Installations
PASSAGES: An Installation in Progress
Family history can be hidden, forgotten, or difficult to find. In my family, I lost aunts to the Holocaust without a trace of a record at most likely Auschwitz but accidentally found other cousins we didn’t know were murdered on a memorial wall in Prague and learned their story. My husband’s family history included over 150 years of enslaving that was never revealed to his generation. When I became the person to go through his family objects, I found a sterling Georgian silver water urn dated 1796 and the hunt to find out why we had it was on. We learned about the first family immigrant to enslave in circa 1700, visiting plantation sites and finding objects from the early family plantation in the Charleston Musuem.
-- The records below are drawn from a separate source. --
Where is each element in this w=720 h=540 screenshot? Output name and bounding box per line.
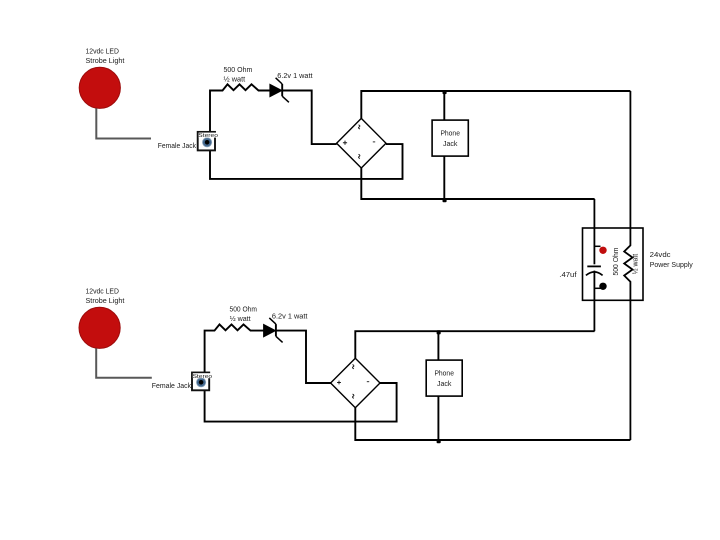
svg-text:6.2v 1 watt: 6.2v 1 watt <box>272 311 308 320</box>
svg-text:500 Ohm: 500 Ohm <box>230 305 257 314</box>
svg-text:500 Ohm: 500 Ohm <box>611 248 620 276</box>
svg-text:Stereo: Stereo <box>193 374 213 380</box>
svg-text:½ watt: ½ watt <box>230 314 252 323</box>
svg-text:.47uf: .47uf <box>559 270 577 279</box>
svg-text:Power Supply: Power Supply <box>650 260 693 269</box>
svg-text:12vdc LED: 12vdc LED <box>86 47 120 56</box>
svg-text:Female Jack: Female Jack <box>152 381 191 390</box>
svg-text:Phone: Phone <box>434 368 454 377</box>
svg-text:Jack: Jack <box>437 379 452 388</box>
svg-text:6.2v 1 watt: 6.2v 1 watt <box>277 71 313 80</box>
svg-text:½ watt: ½ watt <box>631 253 640 274</box>
svg-text:Female Jack: Female Jack <box>158 141 196 150</box>
svg-text:Strobe Light: Strobe Light <box>86 296 126 305</box>
svg-text:12vdc LED: 12vdc LED <box>86 287 120 296</box>
svg-text:24vdc: 24vdc <box>650 250 671 259</box>
svg-text:Stereo: Stereo <box>198 133 218 139</box>
svg-text:½ watt: ½ watt <box>224 74 247 83</box>
svg-text:Phone: Phone <box>440 128 460 137</box>
svg-text:500 Ohm: 500 Ohm <box>224 65 253 74</box>
svg-text:Strobe Light: Strobe Light <box>86 56 126 65</box>
svg-text:Jack: Jack <box>443 139 458 148</box>
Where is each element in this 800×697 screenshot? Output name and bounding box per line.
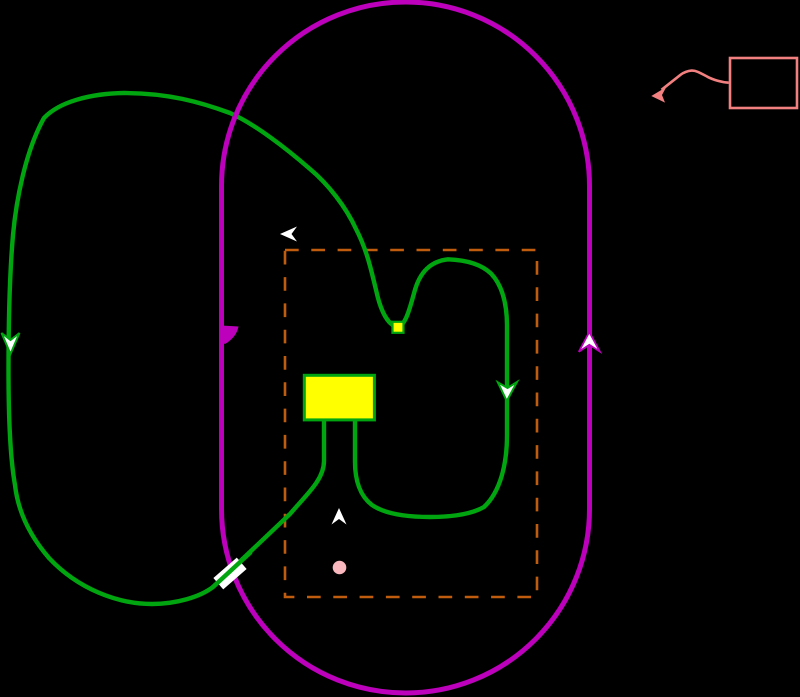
crossing marker (white) [213, 558, 246, 590]
arrow: white left-pointing near box top [280, 227, 297, 242]
wire overlay over crossing marker [213, 552, 251, 587]
magenta half-arrow on left side (down) [221, 326, 239, 344]
arrow: green inner descent, down [498, 382, 517, 401]
leader arrow from label box [662, 71, 729, 90]
field line: magenta stadium loop [222, 2, 590, 693]
wire: green circuit loop [9, 93, 508, 604]
arrow: magenta right side, up [579, 332, 600, 352]
dashed boundary box [285, 250, 537, 597]
arrow: white up-pointing inside box [332, 508, 347, 525]
junction square (yellow) [393, 322, 404, 333]
point marker: pink dot [333, 561, 347, 575]
label box (salmon) [730, 58, 797, 108]
arrow: green loop left side, down [2, 333, 20, 354]
component box (yellow) [304, 375, 374, 420]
I wrote an article, “A Corner Cupboard Spills Family History” about the search for Collections magazine: Volume 12, number 1, winter 2016. By 2017, Passages: An Installation in Progress began as one embellished family dress with objects hung above it and other objects placed below it.
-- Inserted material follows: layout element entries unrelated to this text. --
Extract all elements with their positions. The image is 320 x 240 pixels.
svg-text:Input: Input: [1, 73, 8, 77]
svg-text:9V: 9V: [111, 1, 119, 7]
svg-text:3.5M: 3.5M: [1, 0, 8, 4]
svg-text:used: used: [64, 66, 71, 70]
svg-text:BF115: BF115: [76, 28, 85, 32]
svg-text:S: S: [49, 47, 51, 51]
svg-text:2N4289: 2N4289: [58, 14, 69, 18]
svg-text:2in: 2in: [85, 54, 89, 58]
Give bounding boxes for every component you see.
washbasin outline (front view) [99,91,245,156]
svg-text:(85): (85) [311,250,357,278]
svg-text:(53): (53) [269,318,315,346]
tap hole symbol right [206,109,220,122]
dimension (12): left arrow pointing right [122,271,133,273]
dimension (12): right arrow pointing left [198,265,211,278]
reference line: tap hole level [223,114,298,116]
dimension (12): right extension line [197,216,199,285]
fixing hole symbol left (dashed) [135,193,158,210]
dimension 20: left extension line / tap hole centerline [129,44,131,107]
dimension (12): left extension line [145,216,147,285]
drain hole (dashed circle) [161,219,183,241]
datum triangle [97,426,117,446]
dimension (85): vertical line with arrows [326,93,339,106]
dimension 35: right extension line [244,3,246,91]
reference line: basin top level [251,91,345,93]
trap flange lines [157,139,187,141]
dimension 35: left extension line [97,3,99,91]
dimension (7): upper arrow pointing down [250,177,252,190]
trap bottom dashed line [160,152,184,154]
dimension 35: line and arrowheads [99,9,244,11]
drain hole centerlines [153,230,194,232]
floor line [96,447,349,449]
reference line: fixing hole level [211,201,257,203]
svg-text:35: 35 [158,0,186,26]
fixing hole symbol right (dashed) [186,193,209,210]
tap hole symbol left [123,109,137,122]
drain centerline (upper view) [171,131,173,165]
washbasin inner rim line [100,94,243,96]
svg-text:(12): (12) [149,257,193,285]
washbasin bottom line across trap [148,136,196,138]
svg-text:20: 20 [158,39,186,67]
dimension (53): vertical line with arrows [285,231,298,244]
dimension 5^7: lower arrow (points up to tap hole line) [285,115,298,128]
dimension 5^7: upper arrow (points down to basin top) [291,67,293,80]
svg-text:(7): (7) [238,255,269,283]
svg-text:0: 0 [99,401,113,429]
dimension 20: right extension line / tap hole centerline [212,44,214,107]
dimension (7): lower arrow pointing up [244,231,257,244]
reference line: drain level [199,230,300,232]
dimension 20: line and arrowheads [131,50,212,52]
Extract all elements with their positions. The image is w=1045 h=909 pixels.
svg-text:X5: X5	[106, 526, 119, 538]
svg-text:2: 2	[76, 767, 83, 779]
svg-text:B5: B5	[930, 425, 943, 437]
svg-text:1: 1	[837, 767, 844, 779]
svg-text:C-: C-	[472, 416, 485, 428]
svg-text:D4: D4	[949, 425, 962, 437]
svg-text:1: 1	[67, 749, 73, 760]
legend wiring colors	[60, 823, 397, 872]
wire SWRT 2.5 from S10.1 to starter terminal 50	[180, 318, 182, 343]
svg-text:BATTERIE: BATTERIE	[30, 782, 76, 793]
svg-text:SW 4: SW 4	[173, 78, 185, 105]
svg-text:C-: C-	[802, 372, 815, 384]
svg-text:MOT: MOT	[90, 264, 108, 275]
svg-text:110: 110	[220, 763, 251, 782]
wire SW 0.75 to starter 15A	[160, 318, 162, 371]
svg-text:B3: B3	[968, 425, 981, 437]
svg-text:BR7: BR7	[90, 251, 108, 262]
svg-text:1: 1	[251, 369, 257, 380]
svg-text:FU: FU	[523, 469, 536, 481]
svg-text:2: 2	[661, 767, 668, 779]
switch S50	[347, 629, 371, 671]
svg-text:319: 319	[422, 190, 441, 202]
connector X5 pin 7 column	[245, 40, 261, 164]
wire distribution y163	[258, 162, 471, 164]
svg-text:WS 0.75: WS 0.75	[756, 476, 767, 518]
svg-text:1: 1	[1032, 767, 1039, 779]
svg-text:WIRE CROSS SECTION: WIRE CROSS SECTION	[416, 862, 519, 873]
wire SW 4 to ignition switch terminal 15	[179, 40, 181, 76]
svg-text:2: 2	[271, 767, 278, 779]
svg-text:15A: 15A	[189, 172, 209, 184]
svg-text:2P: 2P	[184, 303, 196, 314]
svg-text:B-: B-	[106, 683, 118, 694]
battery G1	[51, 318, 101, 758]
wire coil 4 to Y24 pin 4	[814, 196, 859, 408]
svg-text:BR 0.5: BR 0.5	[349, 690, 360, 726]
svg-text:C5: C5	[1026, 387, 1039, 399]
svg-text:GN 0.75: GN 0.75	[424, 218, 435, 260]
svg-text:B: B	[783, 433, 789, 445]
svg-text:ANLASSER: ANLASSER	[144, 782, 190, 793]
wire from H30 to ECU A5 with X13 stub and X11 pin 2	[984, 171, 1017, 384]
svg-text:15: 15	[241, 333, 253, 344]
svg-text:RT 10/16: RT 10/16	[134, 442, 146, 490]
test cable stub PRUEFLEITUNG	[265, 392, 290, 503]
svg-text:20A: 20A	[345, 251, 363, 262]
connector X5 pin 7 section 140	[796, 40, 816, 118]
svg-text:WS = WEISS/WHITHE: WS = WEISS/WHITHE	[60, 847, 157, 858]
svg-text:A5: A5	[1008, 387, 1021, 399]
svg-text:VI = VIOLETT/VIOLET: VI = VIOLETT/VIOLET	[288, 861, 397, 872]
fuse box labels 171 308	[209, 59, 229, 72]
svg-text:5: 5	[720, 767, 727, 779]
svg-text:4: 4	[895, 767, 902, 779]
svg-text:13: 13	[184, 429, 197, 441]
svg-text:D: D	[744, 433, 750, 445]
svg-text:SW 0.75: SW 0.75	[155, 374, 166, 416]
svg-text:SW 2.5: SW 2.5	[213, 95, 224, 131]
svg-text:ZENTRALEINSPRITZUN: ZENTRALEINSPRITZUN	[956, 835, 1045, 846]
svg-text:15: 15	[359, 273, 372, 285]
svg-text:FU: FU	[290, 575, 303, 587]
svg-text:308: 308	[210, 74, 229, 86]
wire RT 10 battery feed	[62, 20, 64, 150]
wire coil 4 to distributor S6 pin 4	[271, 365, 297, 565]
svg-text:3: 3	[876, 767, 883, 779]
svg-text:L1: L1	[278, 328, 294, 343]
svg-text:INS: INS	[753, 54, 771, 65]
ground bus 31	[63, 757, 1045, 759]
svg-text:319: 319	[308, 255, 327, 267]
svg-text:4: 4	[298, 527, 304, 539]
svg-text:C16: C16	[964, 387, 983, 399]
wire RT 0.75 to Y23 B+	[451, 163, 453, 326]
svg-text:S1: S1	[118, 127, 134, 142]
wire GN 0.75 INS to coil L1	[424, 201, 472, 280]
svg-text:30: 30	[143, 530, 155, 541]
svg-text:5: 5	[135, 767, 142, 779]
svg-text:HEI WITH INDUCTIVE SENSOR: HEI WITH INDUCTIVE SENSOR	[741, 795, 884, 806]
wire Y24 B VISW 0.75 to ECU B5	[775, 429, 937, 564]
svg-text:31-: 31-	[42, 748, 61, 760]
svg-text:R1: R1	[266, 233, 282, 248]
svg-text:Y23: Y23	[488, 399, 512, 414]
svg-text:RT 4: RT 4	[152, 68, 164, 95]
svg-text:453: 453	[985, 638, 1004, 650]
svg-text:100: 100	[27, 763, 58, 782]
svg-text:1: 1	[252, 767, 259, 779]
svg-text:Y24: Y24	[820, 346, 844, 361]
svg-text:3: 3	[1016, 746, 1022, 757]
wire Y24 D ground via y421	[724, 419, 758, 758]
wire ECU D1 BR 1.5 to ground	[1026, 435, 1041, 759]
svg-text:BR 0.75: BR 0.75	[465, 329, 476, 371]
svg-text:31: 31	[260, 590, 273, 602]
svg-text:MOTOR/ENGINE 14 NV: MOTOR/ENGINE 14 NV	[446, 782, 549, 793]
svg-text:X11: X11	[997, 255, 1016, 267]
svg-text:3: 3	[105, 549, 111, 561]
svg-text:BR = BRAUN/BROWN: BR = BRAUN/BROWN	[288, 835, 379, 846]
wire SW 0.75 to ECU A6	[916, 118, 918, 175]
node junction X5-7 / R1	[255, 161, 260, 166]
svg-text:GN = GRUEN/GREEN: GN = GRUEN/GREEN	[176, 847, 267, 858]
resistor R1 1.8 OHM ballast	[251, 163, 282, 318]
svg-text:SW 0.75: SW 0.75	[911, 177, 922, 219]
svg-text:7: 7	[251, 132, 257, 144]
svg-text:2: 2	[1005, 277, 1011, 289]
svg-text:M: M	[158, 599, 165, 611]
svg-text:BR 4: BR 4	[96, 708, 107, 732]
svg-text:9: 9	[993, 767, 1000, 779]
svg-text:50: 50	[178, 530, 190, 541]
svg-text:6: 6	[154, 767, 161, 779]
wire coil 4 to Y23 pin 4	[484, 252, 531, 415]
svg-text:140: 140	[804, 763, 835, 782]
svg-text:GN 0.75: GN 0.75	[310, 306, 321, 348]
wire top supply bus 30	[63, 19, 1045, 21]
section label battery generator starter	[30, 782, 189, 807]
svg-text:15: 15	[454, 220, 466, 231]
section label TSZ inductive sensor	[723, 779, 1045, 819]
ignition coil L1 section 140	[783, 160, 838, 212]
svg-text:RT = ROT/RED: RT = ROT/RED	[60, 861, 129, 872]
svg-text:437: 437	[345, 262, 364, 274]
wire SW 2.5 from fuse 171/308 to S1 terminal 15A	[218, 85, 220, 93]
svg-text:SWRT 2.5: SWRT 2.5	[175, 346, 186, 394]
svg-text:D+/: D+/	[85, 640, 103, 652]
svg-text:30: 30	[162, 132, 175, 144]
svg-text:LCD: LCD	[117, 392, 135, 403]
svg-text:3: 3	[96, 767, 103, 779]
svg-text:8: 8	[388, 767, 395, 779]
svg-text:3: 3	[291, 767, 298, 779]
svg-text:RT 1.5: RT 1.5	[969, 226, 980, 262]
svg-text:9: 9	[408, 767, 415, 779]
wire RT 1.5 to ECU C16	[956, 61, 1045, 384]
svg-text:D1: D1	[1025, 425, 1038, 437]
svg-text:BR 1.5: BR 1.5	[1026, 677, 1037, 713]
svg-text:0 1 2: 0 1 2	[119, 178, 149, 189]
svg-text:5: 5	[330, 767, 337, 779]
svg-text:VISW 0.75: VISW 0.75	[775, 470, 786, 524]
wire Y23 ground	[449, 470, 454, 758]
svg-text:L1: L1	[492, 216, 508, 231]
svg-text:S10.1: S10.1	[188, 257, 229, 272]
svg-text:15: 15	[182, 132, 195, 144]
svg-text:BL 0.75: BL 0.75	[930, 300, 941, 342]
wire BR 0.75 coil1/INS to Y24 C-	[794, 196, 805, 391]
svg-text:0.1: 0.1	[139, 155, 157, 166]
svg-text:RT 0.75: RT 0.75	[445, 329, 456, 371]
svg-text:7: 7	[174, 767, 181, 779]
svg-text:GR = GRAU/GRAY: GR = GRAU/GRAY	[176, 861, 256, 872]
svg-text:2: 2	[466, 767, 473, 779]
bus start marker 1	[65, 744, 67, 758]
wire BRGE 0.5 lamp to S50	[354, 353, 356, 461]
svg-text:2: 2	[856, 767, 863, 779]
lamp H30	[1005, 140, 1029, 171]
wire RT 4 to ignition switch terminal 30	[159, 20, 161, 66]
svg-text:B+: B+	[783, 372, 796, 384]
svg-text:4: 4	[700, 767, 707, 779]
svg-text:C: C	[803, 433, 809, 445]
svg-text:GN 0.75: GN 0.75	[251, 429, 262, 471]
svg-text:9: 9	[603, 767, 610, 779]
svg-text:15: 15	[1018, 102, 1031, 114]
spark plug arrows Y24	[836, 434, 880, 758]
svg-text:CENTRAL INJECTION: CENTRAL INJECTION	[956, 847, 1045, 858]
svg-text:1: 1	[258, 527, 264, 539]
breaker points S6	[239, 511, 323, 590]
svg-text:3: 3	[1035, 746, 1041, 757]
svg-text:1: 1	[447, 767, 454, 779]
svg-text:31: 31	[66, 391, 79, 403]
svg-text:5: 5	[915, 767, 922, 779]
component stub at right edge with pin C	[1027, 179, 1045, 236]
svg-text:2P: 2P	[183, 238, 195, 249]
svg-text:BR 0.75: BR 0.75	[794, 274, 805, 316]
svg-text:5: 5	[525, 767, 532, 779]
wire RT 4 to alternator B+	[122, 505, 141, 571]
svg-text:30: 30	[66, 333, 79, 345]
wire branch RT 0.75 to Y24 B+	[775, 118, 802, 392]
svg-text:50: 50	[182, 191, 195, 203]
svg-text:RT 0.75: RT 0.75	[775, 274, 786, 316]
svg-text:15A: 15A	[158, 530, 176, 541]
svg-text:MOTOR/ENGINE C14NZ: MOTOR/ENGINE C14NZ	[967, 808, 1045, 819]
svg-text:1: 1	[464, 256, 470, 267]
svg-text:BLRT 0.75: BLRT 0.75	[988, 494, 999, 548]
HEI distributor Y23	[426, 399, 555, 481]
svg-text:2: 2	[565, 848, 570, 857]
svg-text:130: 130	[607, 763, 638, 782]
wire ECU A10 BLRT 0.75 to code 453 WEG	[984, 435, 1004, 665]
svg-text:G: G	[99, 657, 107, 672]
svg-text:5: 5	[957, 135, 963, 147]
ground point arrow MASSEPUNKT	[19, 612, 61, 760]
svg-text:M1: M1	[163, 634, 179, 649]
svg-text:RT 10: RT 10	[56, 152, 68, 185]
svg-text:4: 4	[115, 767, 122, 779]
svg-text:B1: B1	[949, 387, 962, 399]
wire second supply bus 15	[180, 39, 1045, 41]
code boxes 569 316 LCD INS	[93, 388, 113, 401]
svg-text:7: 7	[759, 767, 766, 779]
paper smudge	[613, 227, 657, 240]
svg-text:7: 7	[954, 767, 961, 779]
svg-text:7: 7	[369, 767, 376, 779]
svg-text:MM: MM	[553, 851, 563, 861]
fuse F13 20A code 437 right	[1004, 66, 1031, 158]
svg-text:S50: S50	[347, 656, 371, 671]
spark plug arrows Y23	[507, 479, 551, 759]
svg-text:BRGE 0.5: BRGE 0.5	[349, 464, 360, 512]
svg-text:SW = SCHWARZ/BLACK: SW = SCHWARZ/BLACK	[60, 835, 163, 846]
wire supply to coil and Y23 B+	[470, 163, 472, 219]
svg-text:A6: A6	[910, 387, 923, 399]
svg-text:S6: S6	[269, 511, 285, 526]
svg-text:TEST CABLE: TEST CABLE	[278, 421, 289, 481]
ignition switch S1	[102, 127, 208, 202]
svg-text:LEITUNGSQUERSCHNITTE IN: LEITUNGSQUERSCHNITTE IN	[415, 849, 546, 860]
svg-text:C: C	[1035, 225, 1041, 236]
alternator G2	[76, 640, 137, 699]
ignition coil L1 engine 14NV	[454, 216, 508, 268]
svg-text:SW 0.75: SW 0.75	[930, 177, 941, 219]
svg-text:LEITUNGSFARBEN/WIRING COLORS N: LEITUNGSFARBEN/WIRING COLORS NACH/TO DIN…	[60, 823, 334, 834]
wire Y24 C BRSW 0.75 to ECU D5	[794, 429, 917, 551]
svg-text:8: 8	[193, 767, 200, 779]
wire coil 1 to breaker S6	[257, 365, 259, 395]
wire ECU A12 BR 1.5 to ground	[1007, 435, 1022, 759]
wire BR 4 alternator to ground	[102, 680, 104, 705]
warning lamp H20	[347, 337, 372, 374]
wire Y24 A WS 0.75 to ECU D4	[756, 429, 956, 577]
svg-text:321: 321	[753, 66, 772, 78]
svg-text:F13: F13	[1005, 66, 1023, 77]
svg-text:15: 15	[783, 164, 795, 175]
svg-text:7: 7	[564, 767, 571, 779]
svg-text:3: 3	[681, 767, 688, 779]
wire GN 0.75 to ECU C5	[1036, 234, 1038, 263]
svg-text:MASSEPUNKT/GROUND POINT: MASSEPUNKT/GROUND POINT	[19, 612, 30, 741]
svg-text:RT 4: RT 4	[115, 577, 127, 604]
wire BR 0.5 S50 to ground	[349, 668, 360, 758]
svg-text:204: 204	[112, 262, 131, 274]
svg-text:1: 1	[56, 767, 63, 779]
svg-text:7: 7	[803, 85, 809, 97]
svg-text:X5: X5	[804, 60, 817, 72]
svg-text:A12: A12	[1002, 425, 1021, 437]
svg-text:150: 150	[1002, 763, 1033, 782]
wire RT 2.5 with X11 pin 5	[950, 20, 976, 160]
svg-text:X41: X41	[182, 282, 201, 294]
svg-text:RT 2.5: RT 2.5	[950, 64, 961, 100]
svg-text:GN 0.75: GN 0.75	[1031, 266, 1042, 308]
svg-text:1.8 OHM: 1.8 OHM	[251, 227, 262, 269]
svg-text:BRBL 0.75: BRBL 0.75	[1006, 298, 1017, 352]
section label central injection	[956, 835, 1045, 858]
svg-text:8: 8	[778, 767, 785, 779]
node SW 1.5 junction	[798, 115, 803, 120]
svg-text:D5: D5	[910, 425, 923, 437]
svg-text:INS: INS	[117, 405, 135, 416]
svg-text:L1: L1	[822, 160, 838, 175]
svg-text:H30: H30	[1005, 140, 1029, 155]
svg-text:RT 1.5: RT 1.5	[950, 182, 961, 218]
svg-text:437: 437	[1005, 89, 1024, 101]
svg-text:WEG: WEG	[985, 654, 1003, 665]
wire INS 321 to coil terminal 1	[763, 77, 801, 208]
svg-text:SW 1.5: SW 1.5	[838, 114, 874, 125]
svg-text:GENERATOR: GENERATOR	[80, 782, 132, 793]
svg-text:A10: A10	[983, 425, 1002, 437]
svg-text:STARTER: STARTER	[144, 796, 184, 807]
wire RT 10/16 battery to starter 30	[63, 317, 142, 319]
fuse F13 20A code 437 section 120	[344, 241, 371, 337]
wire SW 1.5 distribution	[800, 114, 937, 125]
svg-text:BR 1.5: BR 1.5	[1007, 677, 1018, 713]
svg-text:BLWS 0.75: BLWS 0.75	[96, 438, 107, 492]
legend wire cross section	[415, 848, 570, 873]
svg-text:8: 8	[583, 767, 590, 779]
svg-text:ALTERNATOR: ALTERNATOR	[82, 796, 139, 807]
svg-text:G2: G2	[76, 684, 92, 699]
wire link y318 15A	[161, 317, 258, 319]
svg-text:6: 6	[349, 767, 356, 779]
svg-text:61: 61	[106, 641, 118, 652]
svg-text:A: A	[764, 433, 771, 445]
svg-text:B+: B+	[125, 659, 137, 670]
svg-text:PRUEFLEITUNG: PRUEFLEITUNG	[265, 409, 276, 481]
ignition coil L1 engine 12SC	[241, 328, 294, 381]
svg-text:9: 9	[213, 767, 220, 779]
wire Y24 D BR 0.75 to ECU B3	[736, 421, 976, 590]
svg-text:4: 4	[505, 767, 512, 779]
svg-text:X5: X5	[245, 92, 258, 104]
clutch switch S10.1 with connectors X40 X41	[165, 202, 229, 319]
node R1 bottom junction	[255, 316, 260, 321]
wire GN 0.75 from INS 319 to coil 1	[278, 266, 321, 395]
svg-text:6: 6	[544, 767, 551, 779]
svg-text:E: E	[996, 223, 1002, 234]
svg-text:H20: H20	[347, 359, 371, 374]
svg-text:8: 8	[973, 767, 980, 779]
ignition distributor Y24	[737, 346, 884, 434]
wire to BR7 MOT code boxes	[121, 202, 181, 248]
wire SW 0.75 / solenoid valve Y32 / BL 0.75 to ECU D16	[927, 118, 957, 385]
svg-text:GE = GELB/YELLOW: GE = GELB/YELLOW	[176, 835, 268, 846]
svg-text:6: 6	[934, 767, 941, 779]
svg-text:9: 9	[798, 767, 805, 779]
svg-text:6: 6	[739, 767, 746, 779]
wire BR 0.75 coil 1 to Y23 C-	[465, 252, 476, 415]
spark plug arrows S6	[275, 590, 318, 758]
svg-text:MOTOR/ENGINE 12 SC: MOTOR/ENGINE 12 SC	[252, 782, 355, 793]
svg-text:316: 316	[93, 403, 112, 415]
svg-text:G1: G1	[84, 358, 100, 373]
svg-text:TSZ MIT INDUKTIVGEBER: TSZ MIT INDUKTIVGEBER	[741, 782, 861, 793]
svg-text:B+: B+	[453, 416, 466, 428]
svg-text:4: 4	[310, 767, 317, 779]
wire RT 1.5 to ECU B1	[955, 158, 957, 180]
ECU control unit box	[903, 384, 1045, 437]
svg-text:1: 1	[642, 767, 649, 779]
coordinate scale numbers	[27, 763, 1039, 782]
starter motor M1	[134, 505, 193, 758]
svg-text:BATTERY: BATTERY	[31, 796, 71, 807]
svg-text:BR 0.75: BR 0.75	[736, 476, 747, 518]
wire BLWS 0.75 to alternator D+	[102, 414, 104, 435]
The irony of one half of the family enslaving and the other half having family members murdered by the Nazis was an American story became my passion and I used all my research and artistic training to evolve into an installation meant to be experienced. The project expanded into many running feet of hand printed wall papers with family imagery and more embellished wedding dresses and objects. The most recent iteration included the family members I found on a memorial wall in a Prague synagogue and learning their fate.
To date, Passages has appeared at four venues including the Maier Museum at Randolph College in Lynchburg, Virginia, Drew University in Madison, New Jersey, InLiquid Gallery at the Crane Building in Philadelphia, Pennsylvania, as well as the John H. Baker Gallery at West Chester University in West Chester Pennsylvania.